Grant Cruickshank is certain that his cottage saved his life.
After running a successful tool business with his wife Sheri for 25 years, Grant was diagnosed with an aortic aneurysm, a severe heart condition that worsens with stress. For the next four years, Grant planned for his retirement, eventually selling both his company and house in Midhurst, Ontario. But by that time, his seven-days-a-week job had taken its toll on his heart, and unless his lifestyle changed dramatically, surgery was imminent. If the bulge in his heart grew one millimetre more, Grant would have to go under the knife.

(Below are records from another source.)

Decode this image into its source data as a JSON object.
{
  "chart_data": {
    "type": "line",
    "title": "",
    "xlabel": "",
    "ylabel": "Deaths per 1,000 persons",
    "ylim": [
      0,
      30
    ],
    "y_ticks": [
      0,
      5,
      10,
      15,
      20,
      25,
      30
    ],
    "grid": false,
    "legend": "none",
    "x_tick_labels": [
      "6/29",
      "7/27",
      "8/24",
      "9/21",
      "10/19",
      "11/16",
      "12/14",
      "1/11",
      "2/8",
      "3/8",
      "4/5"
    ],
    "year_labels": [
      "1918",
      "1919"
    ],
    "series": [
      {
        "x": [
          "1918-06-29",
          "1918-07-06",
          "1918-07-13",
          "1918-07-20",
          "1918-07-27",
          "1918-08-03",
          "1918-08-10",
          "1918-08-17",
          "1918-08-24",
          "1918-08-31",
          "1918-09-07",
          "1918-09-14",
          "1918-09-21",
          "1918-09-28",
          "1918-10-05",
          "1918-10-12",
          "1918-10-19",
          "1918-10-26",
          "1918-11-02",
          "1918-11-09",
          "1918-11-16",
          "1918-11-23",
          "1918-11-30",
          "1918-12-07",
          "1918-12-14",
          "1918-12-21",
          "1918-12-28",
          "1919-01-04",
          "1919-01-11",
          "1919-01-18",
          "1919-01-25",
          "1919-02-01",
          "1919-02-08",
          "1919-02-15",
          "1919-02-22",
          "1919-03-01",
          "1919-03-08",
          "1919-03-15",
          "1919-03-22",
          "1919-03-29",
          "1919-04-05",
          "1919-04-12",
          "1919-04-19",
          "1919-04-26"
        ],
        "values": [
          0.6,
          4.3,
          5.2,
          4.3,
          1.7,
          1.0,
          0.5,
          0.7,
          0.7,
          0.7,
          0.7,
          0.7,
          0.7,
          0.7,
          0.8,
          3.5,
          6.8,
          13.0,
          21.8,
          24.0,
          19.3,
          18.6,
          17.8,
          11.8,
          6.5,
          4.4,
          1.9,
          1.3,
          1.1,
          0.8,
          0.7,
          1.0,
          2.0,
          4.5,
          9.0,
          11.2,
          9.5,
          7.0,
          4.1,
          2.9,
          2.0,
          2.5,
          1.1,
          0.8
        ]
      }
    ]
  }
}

Shortly after, he and Sheri moved to their cottage, a three-bedroom bungalow on Paudash Lake that’s been in Grant’s family since the 1950s.
The couple cross-country skied and swam in the lake, and although strict doctor’s orders restricted Grant from water skiing like he had in the past, the couple took up wake surfing. They also both found jobs with Parks Ontario, which gave them the winters off. Moving to the cottage was a life changer and Grant noticed an overall improvement in his health almost immediately after.
Then in 2013, five years after the initial warning, his aortic aneurysm grew that final millimetre. But because he was able to delay the surgery for the past five years, a scientific breakthrough had changed the surgery, and would make his recovery much easier and safer.
Months later, Grant is now fully recovered, which means he can travel again and yes, even water ski. While many people have a special relationship with their cottage, Grant insists that he owes his life to his.